Tatapannya menggoda seolah masih ingat percakapan kecil mereka tadi. Luna yang sadar diperhatikan seperti itu menarik napas dalam. Matanya berputar kesal.
Dan tanpa banyak pikir, 'Tuk!' tumit sepatunya mendarat tepat di kaki Elio di bawah meja.
Elio terperanjat. “Argh!” serunya tertahan.
Pak Zaki yang mendengar reaksi Elio itu segera menoleh. “Ya, Elio, kau sepertinya punya sesuatu untuk disampaikan?”
Semua kepala langsung menoleh ke arah Elio.
Elio menelan ludahnya, wajahnya sedikit memerah menahan sakit. Dia berdehem gugup.

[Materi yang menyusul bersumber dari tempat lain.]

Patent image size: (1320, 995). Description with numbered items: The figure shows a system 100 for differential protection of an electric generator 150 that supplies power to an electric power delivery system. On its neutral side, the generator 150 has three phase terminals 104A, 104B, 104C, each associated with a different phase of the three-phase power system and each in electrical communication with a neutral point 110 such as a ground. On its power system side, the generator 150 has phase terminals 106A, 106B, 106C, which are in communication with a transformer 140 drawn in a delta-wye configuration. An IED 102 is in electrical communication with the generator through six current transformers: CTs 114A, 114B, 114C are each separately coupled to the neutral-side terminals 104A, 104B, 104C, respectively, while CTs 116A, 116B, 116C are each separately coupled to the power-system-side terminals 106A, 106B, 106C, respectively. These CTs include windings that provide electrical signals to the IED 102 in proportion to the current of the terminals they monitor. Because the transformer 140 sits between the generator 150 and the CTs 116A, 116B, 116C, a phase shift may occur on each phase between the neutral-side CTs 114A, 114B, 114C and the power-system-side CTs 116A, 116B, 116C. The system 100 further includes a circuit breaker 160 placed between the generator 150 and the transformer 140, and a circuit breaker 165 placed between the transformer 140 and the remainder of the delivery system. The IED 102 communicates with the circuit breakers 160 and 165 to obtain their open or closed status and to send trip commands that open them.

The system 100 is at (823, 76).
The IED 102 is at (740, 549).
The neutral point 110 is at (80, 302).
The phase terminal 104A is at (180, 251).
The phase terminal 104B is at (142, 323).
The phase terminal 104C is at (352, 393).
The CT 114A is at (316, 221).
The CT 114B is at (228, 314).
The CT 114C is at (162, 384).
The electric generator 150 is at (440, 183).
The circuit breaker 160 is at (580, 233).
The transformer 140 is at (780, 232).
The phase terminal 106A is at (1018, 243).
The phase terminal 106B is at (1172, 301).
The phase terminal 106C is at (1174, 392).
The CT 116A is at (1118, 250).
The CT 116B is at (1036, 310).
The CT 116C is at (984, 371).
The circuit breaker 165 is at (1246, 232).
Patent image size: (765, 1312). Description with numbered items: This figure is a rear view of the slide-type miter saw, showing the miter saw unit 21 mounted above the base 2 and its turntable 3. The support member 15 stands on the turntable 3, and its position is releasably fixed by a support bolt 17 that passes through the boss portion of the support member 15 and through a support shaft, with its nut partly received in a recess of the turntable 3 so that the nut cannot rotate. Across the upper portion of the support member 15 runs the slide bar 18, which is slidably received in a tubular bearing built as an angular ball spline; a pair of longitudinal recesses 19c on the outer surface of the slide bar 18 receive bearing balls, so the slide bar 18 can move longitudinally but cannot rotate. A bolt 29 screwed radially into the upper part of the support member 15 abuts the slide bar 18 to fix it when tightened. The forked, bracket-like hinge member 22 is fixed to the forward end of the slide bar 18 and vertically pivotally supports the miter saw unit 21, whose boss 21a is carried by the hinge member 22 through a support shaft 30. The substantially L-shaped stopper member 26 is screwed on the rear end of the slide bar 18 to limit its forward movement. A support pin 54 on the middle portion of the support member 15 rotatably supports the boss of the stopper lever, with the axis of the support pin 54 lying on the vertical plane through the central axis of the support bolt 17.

“Saya.. Eh kami akan berusaha memberikan yang terbaik,” ujarnya kaku, berusaha tersenyum.
Suasana seketika pecah dengan tawa kecil. Bahkan Pak Zaki tersenyum puas.
“Bagus. Itu yang ingin saya dengar,” katanya menutup rapat.
Rey sejak tadi memperhatikan Elio yang mencoba menggoda Luna, matanya tajam mengarah ke Elio, lalu bergeser sebentar pada Luna yang sibuk membereskan catatan.
Ada sesuatu di sorot matanya, semacam naluri protektif yang belum ia pahami sepenuhnya.